Examples of Temu’s unlawful practices follow:
- Employing Malware to Collect Nebraskan Data: Temu’s app, once downloaded, secretly installs malware that bypasses device security and grants the app unrestricted access to essentially everything on Nebraskans’ phones. Even Nebraskans who have not downloaded the app are at risk. Temu also employs sophisticated evasion techniques to make detection of its malware and accountability for the invasion of privacy almost impossible.
- Chinese Communist Party Theft of Nebraskan Data: Temu’s secret collection of Nebraskans’ data is even more concerning, considering that Chinese law requires Temu to provide user data to the Chinese government upon request. And if Temu does so, Chinese law also requires they lie about it. Once Nebraskans download the Temu app, they lose all control over their personal data, which may ultimately end up in the hands of a hostile foreign power.
- Deceptive Product Listing Practices: Temu misrepresents the quality and characteristics of products it offers. Product descriptions and pictures are often blatantly wrong. This is exacerbated by artificially skewed positive reviews paid for by Temu and Temu’s made-up “market price” that makes the real price look great by fake comparison.
- No Meaningful Return Process: There is no meaningful return process for Nebraskans to get their hard-earned money back. As a result, customers are stuck with low-quality, cheaply made merchandise instead of higher-quality goods they were led to believe they would be purchasing.
- Allowing Infringement to Thrive: Temu’s claims that it offers “comprehensive” protections for intellectual property couldn’t be further from the truth. Countless brands are impersonated, and designs are stolen without feasible recourse from Temu. Temu itself even advertises infringing listings. Products displaying traditional Nebraska brands—such as Union Pacific, Runza, Cabela’s, the University of Nebraska Cornhuskers, and the Creighton Bluejays—are falsely advertised to consumers as authentic, licensed products. Nebraskans are misled to believe they are purchasing affordable, authentic Nebraska fan gear but are likely benefitting a foreign company with no ties to Nebraska. Temu is aware of the rampant infringement but makes it difficult for rights owners, including Nebraska-based businesses and creators, to address it.
- Deceptive “Local” Label: Temu labels certain listings as “local,” including many listings for products that are infringing on brands and institutions beloved by Nebraskans. Consumers reasonably believe purchasing products Temu labels as “local” would be supporting local businesses. But the label does not mean what it says. Instead, Temu labels products as local to indicate they are shipped from warehouses located in the United States. Many of these products are shipped from foreign countries like China and merely stored domestically for the sole purpose of shipping.

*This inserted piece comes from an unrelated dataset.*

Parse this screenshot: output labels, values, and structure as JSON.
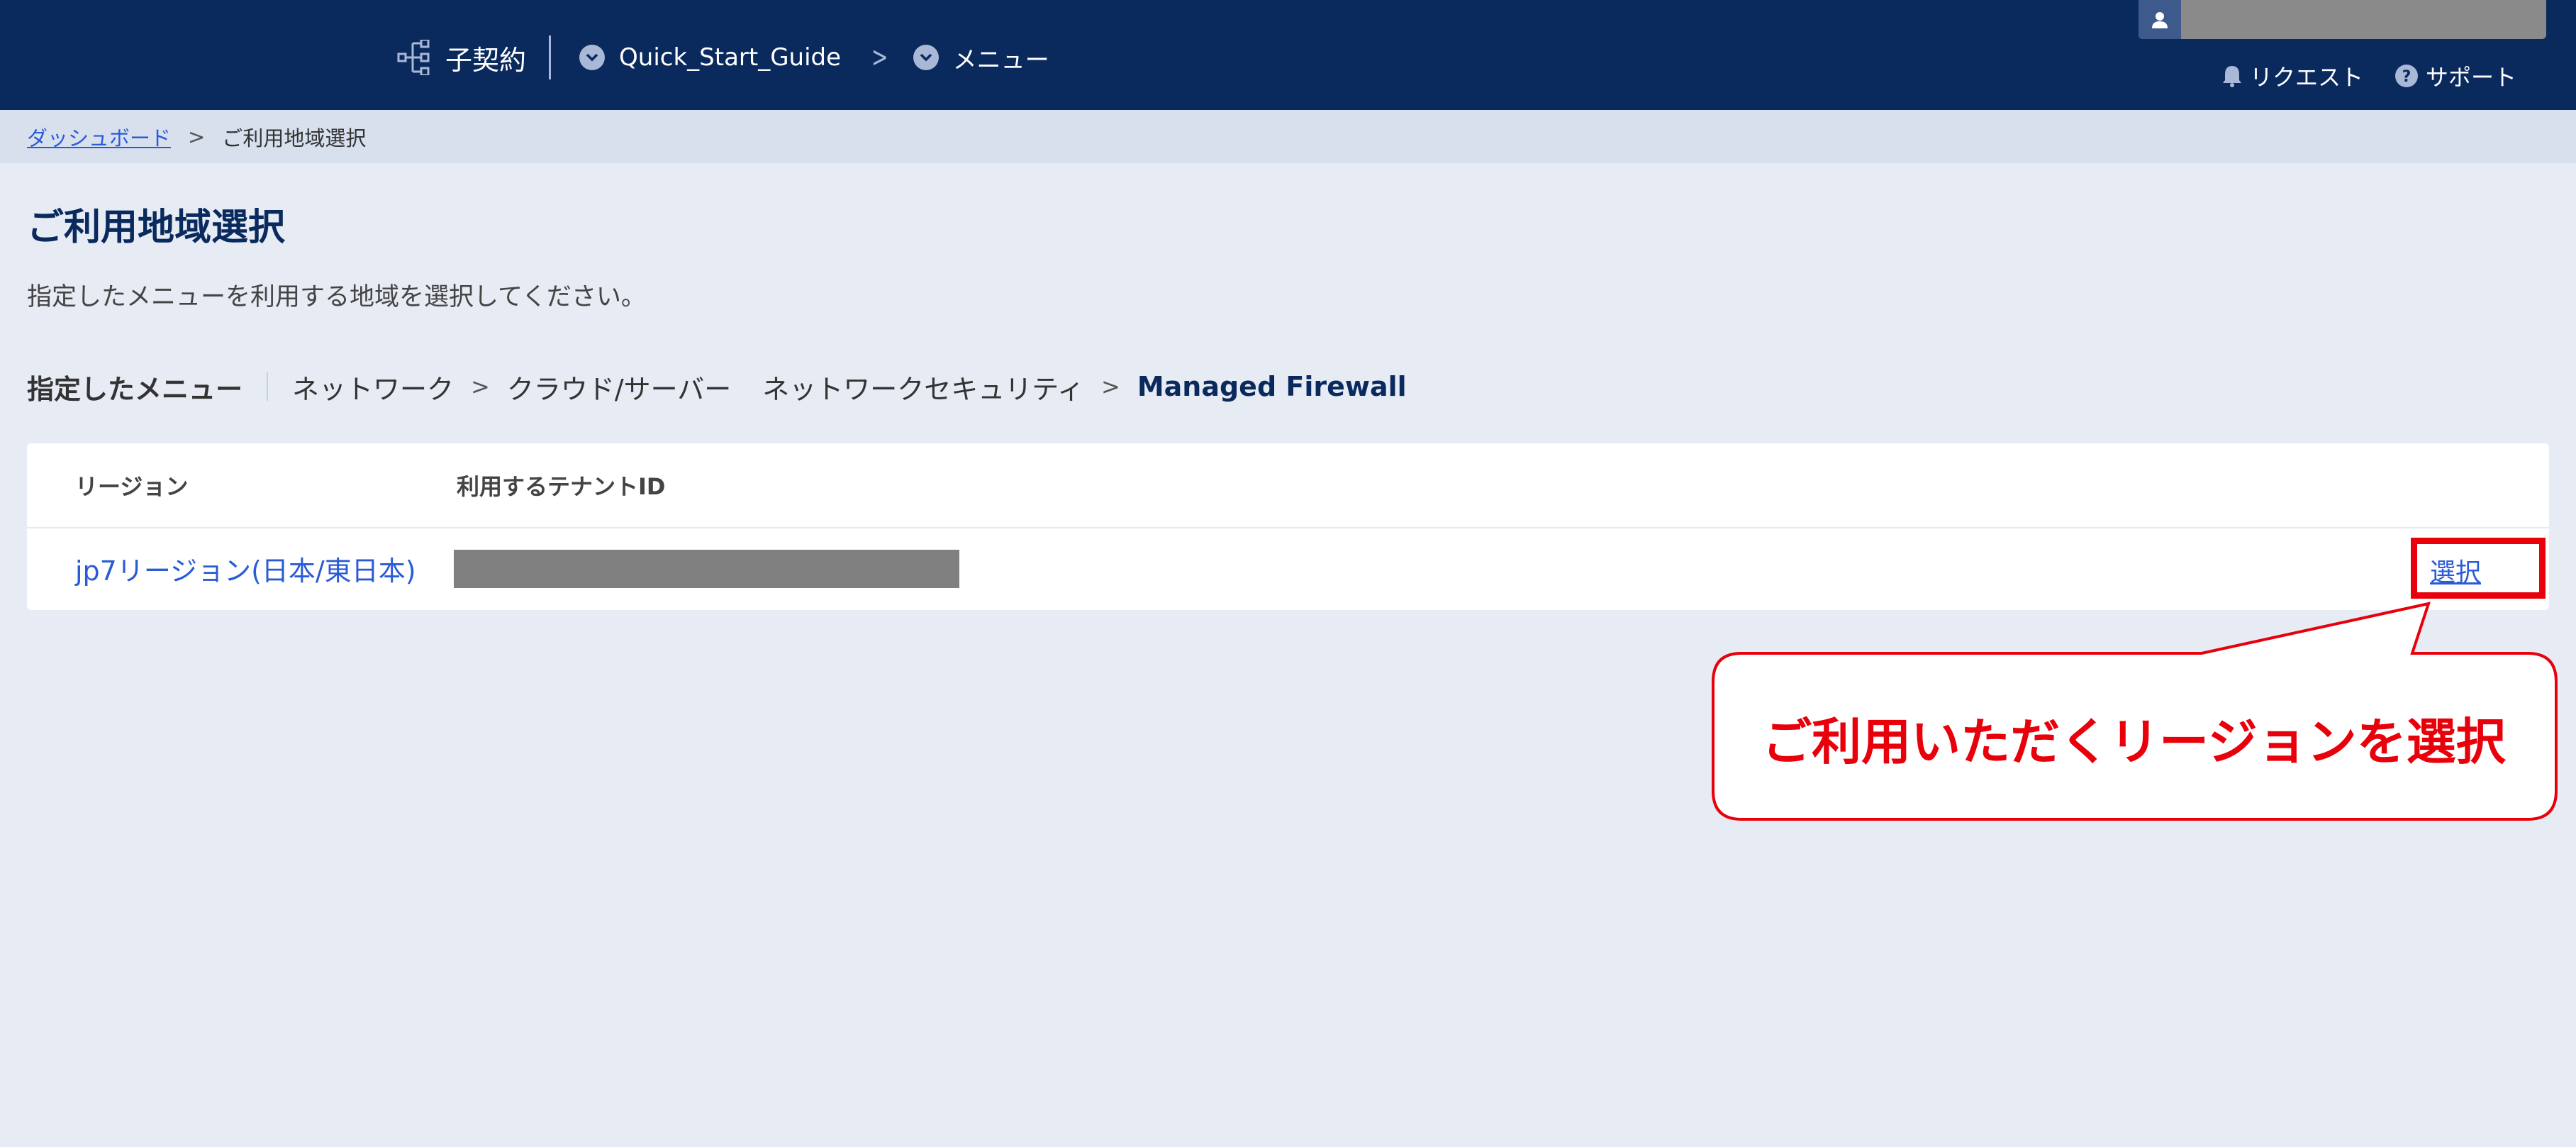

- Greenwashing: Temu is an app designed to mass market low-cost goods to consumers. To brand itself as eco-friendly, Temu claims purchases on the app will support the environment and plant trees as a direct result of purchasing products. But while consumers may believe every purchase results in a tree being planted that would not otherwise have been, this is untrue.
“Temu is putting Nebraskans’ privacy at risk and running a platform rife with deceptive listings, unlawful promotional practices, and products that rip off Nebraska brands and creations,” stated Attorney General Mike Hilgers. “Our office will hold Temu accountable for its exploitation of Nebraska consumers, brands, and creators and fight hard for honesty and safety in the online marketplace.”
In bringing this lawsuit, the Attorney General joins a growing fight against Temu’s wrongful collection of consumers’ data, rampant misrepresentation of its products, and other violations of consumer protection laws. The lawsuit seeks to put a stop to Temu’s unlawful practices, refunds for harmed Nebraskans, penalties for violating Nebraska laws, and all other available relief.